11. Troubleshooting and Caveats

• Incorrect Auth ID/Token: Leads to 401 Unauthorized errors when sending SMS or signature verification failures. Double-check credentials in .env and the Plivo console.
• Invalid src (Sender ID): Ensure the PLIVO_SENDER_ID is a valid Plivo number (in E.164) or an approved Alphanumeric Sender ID associated with your account. Using an unowned number results in errors.
• Invalid dst (Recipient Number): Must be E.164 format. Sending to incorrectly formatted numbers will fail. Trial accounts can only send to numbers verified in the Sandbox.
• Callback URL Issues:
  • Not Publicly Accessible: Plivo cannot reach localhost. Use ngrok for local testing or deploy to a public server.
  • Incorrect URL in sendSms: Ensure the url parameter matches the endpoint route in server.js and uses the correct BASE_URL. Check for typos.
  • HTTP vs HTTPS: Use HTTPS for ngrok and production URLs. Plivo may not send callbacks to HTTP URLs.
  • Server Not Running: Ensure node server.js is running when expecting callbacks.
  • Firewall Blocking: Server firewalls might block incoming requests from Plivo's IP range.
• Callback Not Responding 200 OK: If your endpoint errors out (5xx) or times out, Plivo won't know you received the data and will retry, potentially causing duplicate processing if your handler isn't idempotent. Log errors but try to return 200 OK.
• Signature Verification Failure:
  • Check PLIVO_AUTH_TOKEN is correct in your .env file and matches the token in the Plivo Console.
  • Ensure the URL reconstruction (e.g., ${req.protocol}://${req.get('host')}${req.originalUrl}) exactly matches what Plivo used. Check ngrok inspector or server logs for the exact URL Plivo called.

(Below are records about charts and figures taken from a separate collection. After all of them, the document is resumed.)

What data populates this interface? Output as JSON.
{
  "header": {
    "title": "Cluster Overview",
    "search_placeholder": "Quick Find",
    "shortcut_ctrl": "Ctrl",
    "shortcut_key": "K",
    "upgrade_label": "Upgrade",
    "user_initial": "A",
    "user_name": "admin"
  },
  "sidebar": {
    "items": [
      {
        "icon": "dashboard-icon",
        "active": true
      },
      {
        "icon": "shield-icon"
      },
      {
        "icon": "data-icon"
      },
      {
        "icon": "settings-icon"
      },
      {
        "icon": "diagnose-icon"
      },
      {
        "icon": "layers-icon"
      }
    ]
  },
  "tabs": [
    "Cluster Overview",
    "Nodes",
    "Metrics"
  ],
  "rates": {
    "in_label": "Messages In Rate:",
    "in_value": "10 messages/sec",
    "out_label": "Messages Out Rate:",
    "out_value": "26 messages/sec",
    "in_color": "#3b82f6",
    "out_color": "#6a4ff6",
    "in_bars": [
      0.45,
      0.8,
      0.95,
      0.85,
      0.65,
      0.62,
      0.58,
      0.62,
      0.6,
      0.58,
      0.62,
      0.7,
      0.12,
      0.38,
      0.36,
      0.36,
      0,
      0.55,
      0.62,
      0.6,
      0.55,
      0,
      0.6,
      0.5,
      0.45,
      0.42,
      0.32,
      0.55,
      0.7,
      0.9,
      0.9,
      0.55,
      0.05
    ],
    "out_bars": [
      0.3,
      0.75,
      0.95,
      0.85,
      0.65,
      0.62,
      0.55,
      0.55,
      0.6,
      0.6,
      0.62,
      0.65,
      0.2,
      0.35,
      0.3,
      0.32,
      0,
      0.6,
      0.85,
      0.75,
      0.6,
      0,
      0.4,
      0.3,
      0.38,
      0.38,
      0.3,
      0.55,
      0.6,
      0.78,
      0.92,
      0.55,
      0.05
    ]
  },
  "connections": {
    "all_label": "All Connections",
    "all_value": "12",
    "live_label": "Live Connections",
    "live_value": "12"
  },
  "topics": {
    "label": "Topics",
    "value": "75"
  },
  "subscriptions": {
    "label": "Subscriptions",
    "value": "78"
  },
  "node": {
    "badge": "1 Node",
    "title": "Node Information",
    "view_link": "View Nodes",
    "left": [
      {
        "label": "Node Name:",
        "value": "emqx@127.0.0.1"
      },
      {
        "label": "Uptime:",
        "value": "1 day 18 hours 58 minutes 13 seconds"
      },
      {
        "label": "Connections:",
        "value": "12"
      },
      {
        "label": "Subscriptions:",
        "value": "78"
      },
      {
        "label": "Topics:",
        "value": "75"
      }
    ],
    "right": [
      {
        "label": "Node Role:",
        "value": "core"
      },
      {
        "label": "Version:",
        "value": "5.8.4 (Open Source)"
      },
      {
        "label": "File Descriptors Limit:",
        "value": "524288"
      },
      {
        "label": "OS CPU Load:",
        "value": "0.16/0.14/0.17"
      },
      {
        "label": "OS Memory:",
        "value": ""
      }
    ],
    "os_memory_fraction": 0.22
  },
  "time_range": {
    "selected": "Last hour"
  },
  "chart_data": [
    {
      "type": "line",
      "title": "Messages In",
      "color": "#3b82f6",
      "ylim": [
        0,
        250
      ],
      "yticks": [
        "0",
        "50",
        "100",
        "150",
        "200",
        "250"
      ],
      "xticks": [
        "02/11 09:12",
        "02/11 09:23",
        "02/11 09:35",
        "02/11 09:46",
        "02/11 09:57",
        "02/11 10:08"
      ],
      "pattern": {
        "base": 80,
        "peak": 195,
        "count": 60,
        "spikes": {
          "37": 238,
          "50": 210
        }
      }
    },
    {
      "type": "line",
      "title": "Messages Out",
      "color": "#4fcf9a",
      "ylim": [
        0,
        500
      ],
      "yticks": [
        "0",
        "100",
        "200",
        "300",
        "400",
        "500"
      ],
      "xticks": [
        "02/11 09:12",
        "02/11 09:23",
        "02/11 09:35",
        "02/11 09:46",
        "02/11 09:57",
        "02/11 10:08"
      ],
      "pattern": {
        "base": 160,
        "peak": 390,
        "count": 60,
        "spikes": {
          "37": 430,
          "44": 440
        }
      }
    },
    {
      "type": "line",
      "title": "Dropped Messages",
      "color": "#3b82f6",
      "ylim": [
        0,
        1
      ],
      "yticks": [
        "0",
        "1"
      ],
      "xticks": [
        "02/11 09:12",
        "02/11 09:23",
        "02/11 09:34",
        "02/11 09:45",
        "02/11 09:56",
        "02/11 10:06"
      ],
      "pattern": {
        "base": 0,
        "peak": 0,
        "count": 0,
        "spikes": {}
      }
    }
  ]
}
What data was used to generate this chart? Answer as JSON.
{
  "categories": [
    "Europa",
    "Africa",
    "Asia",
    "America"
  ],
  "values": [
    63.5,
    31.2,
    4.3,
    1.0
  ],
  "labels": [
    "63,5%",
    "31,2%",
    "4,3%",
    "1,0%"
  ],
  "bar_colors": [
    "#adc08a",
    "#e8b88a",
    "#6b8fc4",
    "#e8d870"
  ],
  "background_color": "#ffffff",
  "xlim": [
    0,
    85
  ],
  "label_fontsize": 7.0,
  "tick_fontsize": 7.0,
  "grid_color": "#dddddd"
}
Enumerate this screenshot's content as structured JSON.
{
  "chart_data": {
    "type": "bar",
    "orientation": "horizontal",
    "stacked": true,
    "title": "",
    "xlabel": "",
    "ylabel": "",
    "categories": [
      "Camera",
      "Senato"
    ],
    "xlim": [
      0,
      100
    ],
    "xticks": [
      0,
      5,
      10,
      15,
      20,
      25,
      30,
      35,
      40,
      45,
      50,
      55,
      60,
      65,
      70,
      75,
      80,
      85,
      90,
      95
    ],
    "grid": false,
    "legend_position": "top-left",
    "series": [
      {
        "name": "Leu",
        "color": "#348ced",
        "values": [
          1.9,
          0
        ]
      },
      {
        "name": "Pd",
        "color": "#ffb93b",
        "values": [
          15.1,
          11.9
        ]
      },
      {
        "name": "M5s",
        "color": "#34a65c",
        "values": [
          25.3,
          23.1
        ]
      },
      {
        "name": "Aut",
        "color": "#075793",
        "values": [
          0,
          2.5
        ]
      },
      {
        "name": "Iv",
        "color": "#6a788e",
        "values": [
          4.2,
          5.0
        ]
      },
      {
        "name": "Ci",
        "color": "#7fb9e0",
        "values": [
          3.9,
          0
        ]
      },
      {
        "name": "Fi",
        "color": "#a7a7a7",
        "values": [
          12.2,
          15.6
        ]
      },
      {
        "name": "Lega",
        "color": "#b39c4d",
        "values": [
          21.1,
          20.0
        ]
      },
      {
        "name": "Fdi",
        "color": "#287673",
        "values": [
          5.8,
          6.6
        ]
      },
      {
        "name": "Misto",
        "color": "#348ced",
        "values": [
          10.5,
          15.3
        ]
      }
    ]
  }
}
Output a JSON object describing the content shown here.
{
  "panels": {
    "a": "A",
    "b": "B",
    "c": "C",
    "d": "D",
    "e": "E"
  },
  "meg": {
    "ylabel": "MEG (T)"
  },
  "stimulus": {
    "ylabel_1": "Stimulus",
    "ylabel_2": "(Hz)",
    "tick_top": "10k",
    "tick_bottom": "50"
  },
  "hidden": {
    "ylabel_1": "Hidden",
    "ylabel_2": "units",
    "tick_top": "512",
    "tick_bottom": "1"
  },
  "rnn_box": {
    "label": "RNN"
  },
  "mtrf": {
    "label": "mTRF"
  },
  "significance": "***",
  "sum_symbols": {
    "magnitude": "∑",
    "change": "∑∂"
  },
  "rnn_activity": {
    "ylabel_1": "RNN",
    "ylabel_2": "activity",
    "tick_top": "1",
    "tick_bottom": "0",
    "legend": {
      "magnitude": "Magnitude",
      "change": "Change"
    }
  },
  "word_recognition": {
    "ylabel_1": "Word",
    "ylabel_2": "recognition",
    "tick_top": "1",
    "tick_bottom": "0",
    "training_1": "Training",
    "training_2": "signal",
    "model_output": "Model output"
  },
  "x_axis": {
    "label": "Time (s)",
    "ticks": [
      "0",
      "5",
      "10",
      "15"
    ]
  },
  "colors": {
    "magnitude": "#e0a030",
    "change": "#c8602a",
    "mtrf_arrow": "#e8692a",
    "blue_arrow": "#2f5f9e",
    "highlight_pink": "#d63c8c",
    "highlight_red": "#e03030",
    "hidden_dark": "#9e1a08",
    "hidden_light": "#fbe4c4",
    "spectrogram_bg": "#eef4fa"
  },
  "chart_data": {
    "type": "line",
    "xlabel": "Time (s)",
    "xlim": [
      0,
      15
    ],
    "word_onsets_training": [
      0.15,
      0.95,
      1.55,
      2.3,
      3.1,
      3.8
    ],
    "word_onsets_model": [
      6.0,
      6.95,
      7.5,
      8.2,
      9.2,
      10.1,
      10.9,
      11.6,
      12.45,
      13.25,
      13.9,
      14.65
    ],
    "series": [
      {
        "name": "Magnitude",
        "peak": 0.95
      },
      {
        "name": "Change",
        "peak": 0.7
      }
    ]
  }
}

Proxies or non-standard ports can sometimes alter hostname/protocol headers. Using req.get('host') is generally more robust than req.hostname.
  • Verify the correct nonce and signature headers (X-Plivo-Signature-V2, X-Plivo-Signature-V2-Nonce) are being read and used.
• Body Parsing Issues: Ensure express.urlencoded({ extended: true }) middleware is used before your route handler if the Content-Type is application/x-www-form-urlencoded (which is typical for Plivo callbacks). If Plivo were sending JSON (application/json), you would use express.json() instead.